Funerals in Ancient Rome
In ancient Rome, the eldest surviving male of the household, the pater familias, was summoned to the death-bed, where he attempted to catch and inhale the last breath of the decedent.
Funerals of the socially prominent were usually undertaken by professional undertakers called libitinarii. No direct description has been passed down of Roman funeral rites. These rites usually included a public procession to the tomb or pyre where the body was to be cremated. The most noteworthy thing about this procession was that the survivors bore masks bearing the images of the family’s deceased ancestors. The right to carry the masks in public was eventually restricted to families prominent enough to have held curule magistracies. Mimes, dancers, and musicians hired by the undertakers, as well as professional female mourners, took part in these processions. Less well to do Romans could join benevolent funerary societies (collegia funeraticia) who undertook these rites on their behalf.
Nine days after the disposal of the body, by burial or cremation, a feast was given (cena novendialis) and a libation poured over the grave or the ashes. Since most Romans were cremated, the ashes were typically collected in an urn and placed in a niche in a collective tomb called a columbarium (literally, “dovecote”). During this nine day period, the house was considered to be tainted, funesta, and was hung with yew or cypress branches to warn by passers. At the end of the period, the house was swept in an attempt to purge it of the dead person’s ghost.
Several Roman holidays commemorated a family’s dead ancestors, including the Parentalia, held February 13 through 21, to honor the family’s ancestors; and the Lemuria, held on May 9, 11, and 13, in which ghosts (larvæ) were feared to be active, and the pater familias sought to appease them with offerings of beans.
The Romans prohibited burning or burying in the city, both from a sacred and civil consideration, so that the priests might not be contaminated by touching a dead body, and so that houses would not be endangered by funeral fires.
Restrictions on the length, ostentation, expense of and behaviour during funerals and mourning were gradually restricted by a variety of law-givers.

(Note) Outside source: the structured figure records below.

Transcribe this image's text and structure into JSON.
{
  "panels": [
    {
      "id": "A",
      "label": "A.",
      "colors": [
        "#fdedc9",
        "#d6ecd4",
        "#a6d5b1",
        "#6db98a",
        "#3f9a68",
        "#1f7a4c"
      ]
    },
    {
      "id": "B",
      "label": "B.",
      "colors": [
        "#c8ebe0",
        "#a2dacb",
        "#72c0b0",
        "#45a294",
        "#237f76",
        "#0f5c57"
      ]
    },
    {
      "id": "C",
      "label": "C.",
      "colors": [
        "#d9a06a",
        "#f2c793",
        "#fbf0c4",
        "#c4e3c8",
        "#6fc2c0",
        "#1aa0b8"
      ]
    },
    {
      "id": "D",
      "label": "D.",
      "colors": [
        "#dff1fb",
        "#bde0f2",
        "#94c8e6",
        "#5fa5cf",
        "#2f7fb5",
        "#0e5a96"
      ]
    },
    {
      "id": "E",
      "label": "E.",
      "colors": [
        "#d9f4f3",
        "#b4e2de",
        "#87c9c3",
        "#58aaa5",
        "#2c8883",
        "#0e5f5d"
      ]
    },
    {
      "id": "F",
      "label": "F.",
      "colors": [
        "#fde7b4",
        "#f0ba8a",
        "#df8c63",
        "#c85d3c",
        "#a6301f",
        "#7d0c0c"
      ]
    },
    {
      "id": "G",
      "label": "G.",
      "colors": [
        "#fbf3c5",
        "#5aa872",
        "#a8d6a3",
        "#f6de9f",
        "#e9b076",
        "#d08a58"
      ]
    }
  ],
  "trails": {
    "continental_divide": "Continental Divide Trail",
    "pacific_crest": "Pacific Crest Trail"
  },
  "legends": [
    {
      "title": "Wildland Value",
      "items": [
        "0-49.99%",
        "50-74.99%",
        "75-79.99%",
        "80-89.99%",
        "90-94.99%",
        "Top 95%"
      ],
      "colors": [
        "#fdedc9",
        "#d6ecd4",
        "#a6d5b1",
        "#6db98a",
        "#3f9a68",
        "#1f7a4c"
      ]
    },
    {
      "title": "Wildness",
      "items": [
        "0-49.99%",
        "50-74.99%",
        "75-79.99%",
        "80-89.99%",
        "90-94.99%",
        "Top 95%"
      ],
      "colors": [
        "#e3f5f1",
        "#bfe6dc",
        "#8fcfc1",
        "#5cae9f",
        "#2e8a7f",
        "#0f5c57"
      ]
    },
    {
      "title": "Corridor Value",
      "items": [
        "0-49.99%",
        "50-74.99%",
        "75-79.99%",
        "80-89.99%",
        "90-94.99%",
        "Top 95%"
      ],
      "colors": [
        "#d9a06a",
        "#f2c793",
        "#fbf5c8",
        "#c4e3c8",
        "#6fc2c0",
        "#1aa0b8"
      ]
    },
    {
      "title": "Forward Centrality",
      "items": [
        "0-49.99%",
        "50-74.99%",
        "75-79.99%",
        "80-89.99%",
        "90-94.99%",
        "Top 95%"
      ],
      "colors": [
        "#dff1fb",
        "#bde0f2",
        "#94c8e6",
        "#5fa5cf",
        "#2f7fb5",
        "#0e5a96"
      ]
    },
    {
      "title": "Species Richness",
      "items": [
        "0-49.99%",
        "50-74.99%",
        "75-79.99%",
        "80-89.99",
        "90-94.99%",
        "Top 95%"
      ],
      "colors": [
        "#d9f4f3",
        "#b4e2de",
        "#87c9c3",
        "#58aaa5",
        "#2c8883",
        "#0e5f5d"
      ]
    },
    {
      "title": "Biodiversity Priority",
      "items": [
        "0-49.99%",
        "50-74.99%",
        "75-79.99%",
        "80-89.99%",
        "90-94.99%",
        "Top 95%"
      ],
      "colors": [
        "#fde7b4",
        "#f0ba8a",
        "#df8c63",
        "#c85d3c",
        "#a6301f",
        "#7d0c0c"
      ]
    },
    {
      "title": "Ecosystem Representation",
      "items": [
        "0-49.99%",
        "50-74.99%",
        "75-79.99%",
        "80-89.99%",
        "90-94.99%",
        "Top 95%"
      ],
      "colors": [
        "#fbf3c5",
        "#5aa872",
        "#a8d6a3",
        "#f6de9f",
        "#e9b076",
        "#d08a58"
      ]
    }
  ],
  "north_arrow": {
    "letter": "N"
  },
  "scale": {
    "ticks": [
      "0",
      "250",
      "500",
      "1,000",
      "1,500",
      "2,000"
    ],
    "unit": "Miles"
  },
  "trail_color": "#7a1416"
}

Often the pomp and length of rites could be politically or socially motivated to advertise or aggrandise a particular kin group in Roman society. This was seen as deleterious to society and conditions for grieving were set – for instance, under some laws, women were prohibited from loud wailing or lacerating their faces and limits were introduced for expenditure on tombs and burial clothes.
The Romans commonly built tombs for themselves during their lifetime. Hence these words frequently occur in ancient inscriptions, V.F. Vivus Facit, V.S.P. Vivus Sibi Posuit. The tombs of the rich were usually constructed of marble, the ground enclosed with walls, and planted round with trees. But common sepulchres were usually built below ground, and called hypogea. There were niches cut out of the walls, in which the urns were placed; these, from their resemblance to the niche of a pigeon-house, were called columbaria.